The severe form is characterized by the presence of complications in the form of decompensation of the cardiovascular system, severe osteoporosis with fractures, etc. Depending on the rate of increase in clinical symptoms, a rapidly progressive (within 3-6 months) course and a torpid course of the disease are distinguished.

Diagnosis of hypercortisolism

The main diagnostic criteria are data on increased activity of the pituitary-adrenal system and the results of topical diagnostics. Itsenko-Cushing's disease is characterized by a simultaneous increase in blood levels of cortisol and ACTH, as well as increased daily urinary excretion of free cortisol and 17-OCS.

With an erased clinical picture and a slight increase in the function of the adrenal cortex, the results of a small dexamethasone test based on the ability of dexamethasone to suppress ACTH secretion are used to prove the presence of pathological and exclude functional hypercortisolism.

A large dexamethasone test allows you to differentiate Itsenko-Cushing's disease and Itsenko-Cushing's syndrome (A large test with dexamethasone is carried out for 3 days - 2 mg of dexamethasone is given 4 times a day or 8 mg per day. The test is considered positive. If on the second and third days the release of 17-OCS is reduced by more than 50%).

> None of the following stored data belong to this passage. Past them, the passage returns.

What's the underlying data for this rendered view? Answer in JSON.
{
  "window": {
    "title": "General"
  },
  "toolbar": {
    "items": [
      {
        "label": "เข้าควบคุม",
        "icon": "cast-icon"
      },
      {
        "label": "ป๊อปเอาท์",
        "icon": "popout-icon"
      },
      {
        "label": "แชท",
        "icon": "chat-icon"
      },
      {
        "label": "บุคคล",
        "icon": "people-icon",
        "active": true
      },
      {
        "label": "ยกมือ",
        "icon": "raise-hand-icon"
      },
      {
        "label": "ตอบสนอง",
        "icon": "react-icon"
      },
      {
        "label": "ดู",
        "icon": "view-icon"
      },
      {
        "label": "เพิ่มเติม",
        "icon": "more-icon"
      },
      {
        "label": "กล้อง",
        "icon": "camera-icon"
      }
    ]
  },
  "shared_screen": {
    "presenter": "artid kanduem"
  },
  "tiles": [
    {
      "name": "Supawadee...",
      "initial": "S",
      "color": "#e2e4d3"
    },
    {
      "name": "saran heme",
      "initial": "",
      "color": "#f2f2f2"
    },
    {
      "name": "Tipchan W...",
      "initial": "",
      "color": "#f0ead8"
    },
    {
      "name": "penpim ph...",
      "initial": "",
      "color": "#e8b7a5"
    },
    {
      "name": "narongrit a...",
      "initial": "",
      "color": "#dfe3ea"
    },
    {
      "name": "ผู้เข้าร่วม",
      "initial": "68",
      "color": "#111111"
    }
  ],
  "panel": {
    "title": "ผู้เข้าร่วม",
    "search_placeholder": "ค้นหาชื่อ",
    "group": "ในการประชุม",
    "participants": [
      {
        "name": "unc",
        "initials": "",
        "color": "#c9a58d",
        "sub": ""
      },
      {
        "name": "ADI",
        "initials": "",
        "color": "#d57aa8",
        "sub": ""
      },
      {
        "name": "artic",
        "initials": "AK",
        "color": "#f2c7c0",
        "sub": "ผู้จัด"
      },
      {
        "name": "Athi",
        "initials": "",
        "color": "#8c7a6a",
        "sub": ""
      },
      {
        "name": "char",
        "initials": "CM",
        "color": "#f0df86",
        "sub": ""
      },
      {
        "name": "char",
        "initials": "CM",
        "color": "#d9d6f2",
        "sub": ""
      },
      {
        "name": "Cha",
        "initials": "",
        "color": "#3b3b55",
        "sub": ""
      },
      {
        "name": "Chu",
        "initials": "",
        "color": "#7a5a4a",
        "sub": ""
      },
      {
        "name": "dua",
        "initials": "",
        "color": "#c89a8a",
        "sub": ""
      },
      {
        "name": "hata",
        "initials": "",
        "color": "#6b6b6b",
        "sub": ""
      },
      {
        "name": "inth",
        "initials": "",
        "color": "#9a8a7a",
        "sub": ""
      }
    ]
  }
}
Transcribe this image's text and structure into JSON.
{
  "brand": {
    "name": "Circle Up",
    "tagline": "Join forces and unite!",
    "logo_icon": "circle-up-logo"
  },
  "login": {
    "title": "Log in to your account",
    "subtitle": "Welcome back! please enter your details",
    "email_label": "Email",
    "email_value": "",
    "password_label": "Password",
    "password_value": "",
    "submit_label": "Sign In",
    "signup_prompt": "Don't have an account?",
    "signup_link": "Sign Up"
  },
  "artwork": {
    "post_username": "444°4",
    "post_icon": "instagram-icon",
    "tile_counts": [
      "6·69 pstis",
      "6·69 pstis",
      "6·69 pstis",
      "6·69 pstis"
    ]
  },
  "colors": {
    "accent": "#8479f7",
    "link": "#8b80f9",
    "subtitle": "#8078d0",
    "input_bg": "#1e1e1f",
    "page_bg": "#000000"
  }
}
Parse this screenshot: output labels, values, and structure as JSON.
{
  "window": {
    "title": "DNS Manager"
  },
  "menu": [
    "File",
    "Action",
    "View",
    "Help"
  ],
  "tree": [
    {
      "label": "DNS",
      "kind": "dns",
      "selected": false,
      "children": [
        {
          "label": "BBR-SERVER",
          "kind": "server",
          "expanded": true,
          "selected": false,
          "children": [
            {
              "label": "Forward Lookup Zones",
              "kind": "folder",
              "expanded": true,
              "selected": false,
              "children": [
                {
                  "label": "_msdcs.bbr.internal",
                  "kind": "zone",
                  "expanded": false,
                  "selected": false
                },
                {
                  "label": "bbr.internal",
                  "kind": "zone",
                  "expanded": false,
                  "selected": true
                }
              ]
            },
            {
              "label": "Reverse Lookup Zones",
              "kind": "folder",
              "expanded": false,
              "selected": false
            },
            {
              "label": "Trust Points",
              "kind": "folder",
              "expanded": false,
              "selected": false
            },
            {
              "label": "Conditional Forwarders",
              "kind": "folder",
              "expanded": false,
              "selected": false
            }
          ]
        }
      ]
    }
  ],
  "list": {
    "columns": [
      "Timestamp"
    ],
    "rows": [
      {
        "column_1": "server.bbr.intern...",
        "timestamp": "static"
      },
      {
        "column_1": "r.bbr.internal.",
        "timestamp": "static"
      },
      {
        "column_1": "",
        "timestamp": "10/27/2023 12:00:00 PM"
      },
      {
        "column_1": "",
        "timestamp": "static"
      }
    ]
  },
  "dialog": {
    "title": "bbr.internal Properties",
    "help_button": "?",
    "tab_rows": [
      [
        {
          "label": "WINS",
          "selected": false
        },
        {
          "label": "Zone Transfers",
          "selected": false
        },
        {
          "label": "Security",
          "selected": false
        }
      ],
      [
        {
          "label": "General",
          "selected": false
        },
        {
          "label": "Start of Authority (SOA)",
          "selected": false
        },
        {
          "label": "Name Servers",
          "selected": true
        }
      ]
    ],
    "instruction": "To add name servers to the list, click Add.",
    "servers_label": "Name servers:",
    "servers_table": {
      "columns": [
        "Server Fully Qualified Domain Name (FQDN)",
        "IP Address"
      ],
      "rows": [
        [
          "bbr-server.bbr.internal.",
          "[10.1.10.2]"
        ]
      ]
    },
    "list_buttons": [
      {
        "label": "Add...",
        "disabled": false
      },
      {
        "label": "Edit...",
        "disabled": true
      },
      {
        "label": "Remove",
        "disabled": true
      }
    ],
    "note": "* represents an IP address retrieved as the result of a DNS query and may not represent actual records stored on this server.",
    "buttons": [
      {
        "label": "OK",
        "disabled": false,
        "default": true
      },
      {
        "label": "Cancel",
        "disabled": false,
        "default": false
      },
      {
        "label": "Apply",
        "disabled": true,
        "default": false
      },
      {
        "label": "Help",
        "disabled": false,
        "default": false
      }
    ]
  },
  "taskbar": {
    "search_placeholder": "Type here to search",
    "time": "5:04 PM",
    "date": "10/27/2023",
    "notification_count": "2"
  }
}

With Itsenko-Cushing's disease the test is positive, and with a corticosteroma, it is negative. The purpose of topical diagnosis in Itsenko-Cushing's disease is to identify macro- or microadenomas of the pituitary gland and bilateral adrenal hyperplasia.

With Itsenko-Cushing's syndrome- a tumor of one adrenal gland is detected with a reduced or normal size of the other. To solve this problem, the X-ray method of investigation is used - the pathology of the Turkish saddle, ultrasound of the adrenal glands, computed tomography, MRI, angiography of the adrenal glands.

Differential diagnosis of hypercortisolism

With severe hypercortisolism, a differential diagnosis is made between Itsenko-Cushing's disease and corticosteroma, a syndrome of ectopic ACTH production. With an erased form - with pubertal youthful dispituitarism or hypothalamic syndrome of the puberty period (PYUD).

PJD is characterized by dysfunction of the hypothalamic-pituitary system. Clinical manifestations of this condition are uniform obesity, multiple thin striae, transient hypertension, tall stature (in early puberty), accelerated or normal bone differentiation, folliculitis. Striae on the skin from whitish to purplish red are pathognomonic for PJB. The development of secondary sexual characteristics begins on time, but proceeds quickly and ends prematurely.

The outcome of PJB may be a spontaneous recovery or, less commonly, a transition to the hypothalamic syndrome, Itsenko-Cushing's disease.

Treatment of hypercortisolism

In the treatment of these patients, importance is attached to diet therapy, dehydration therapy, nootropics. Treatment of Itsenko-Cushing's disease surgical, radiation and medical. Both their combination and monotherapy are used.